Heart, by praying;
Soul, by obeying:
Mind, by dwelling;
Strength, by telling.
“Thou shalt worship the Lord thy God, and him only shalt thou serve.” (Luke 4:8, ESV)
The commandment that Jesus quotes is only indirectly related to the devil’s suggestion; that is to say, it is not a prohibition.But obedience to this command deters all mention of compromise.
Mockers bring scorn on the Ten Commandments by making them into a mere list of prohibitions. Nothing could be further from the truth! The whole basis of the Ten Commandments begins with a positively stated fact.
I was once visiting a church that had a life-size display of the tabernacle of the Book of Exodus, including a replica of the articles of the Holy of Holies. One of the kind men who was serving at the exhibit offered me a poster of the Ten Commandments. I accepted it with a smile, but I told him that it was missing the most important part. The first sentence of the Ten Commandments is:
“I am the LORD your God, who brought you out of the land of Egypt, out of the house of slavery.” (Exodus 20:2, ESV)
Only when we know and love God as Saviour can we follow the path of obedience, whether in the Old Covenant or the New. Grasping God’s character is the key factor to understanding and obeying his commandments.
F. W. Boreham masterfully divides the Ten Commandments:
“The Ten Commandments consist of three parts. 1. The preface—‘I am the Lord thy God!’ 2. The precepts—‘Thou shalt …’ 3. The prohibitions—‘Thou shalt not …’ Our New Year’s resolutions assume that we should put third things first. We are wrong. We must put the person before the precepts, and the precepts before the prohibitions.”
Even the two greatest commandments do not start with “thou shalt not.” They start with the person of God—”the Lord is one”—followed by “you shall.” Only when we know what it is we must do, do we see clearly what we cannot do. Jesus crushed the devil’s suggestion, not by telling him what he could not do, but by naming the one thing that he must do. He said no to the devil simply by saying yes to God. He must worship and serve the Lord only.
Agur son of Jakeh could not help but exaggerate. He would write down three things, but then think of a fourth. “There are three things that amaze me— no, four things that I don’t understand.” (Prov. 30:18, NLT) But Jesus could not help but simplify. He saw two or three things that need to be done—but quickly clarified that these are truly only one. He told Mary, “Few things are necessary—or only one.” (Luke 10:42, ESV)

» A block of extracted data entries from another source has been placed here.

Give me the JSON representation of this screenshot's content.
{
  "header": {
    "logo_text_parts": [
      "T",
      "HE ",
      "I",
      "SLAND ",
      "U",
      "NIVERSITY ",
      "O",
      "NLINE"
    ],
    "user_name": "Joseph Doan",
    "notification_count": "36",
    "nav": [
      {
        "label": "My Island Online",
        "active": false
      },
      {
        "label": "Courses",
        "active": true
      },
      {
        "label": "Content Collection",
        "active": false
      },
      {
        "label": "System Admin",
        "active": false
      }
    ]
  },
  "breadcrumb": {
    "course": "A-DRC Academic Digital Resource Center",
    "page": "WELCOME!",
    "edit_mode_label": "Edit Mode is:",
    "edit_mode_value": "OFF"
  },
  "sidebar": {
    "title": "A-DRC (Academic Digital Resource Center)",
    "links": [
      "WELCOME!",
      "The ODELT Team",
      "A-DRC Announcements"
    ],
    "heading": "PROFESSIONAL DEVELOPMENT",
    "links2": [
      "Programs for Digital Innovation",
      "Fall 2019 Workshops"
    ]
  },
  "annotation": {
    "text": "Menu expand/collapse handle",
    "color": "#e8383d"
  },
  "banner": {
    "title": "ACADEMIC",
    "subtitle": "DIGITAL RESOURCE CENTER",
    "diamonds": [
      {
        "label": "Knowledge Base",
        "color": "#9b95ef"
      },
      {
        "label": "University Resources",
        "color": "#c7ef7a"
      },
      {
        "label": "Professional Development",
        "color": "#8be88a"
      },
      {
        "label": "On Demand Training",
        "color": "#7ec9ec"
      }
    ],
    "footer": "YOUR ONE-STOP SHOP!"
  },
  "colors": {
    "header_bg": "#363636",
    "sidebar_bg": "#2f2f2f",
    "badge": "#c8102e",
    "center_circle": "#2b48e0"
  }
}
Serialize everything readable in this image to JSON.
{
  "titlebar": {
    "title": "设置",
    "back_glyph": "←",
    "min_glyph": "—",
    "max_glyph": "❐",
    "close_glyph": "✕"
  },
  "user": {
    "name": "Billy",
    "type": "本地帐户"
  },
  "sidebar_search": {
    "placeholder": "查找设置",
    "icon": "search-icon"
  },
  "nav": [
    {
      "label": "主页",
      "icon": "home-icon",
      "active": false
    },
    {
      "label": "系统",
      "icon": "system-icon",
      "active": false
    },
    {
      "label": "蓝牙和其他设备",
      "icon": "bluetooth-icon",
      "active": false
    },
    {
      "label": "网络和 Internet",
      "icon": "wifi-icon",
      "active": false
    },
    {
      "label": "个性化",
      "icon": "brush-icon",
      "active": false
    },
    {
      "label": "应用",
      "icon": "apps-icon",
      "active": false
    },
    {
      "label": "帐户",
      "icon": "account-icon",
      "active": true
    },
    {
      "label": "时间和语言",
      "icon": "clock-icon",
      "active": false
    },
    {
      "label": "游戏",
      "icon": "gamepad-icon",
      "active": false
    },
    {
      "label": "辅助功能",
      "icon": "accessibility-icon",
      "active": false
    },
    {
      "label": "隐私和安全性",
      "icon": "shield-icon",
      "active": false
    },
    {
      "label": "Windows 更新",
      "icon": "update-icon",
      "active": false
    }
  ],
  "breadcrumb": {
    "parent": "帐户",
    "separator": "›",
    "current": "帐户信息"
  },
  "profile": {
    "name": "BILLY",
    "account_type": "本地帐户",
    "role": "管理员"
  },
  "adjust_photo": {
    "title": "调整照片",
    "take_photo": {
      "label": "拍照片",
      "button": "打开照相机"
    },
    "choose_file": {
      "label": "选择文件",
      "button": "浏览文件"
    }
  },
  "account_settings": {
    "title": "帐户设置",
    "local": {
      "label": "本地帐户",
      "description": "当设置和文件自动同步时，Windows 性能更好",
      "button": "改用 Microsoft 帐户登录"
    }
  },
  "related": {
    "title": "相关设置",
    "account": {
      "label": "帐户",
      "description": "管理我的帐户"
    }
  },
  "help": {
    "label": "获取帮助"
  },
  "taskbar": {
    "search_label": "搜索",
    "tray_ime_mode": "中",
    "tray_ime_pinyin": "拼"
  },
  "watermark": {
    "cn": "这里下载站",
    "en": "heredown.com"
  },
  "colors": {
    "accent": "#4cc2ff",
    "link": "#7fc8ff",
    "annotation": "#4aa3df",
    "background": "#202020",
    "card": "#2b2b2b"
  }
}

Only Jesus could take all of life and lay it under one mighty command, one “master light of all our seeing,” one “integration point” from which radiate all other commands. “Hear, O Israel: The Lord our God, the Lord is one. And you shall love the Lord your God with all your heart and with all your soul and with all your mind and with all your strength.” (Mark 12:29-30)
Jesus, you placed all of life under just one heading. Show me how to focus all of life in the light of who you are first, and second in the light of what you have asked me to do.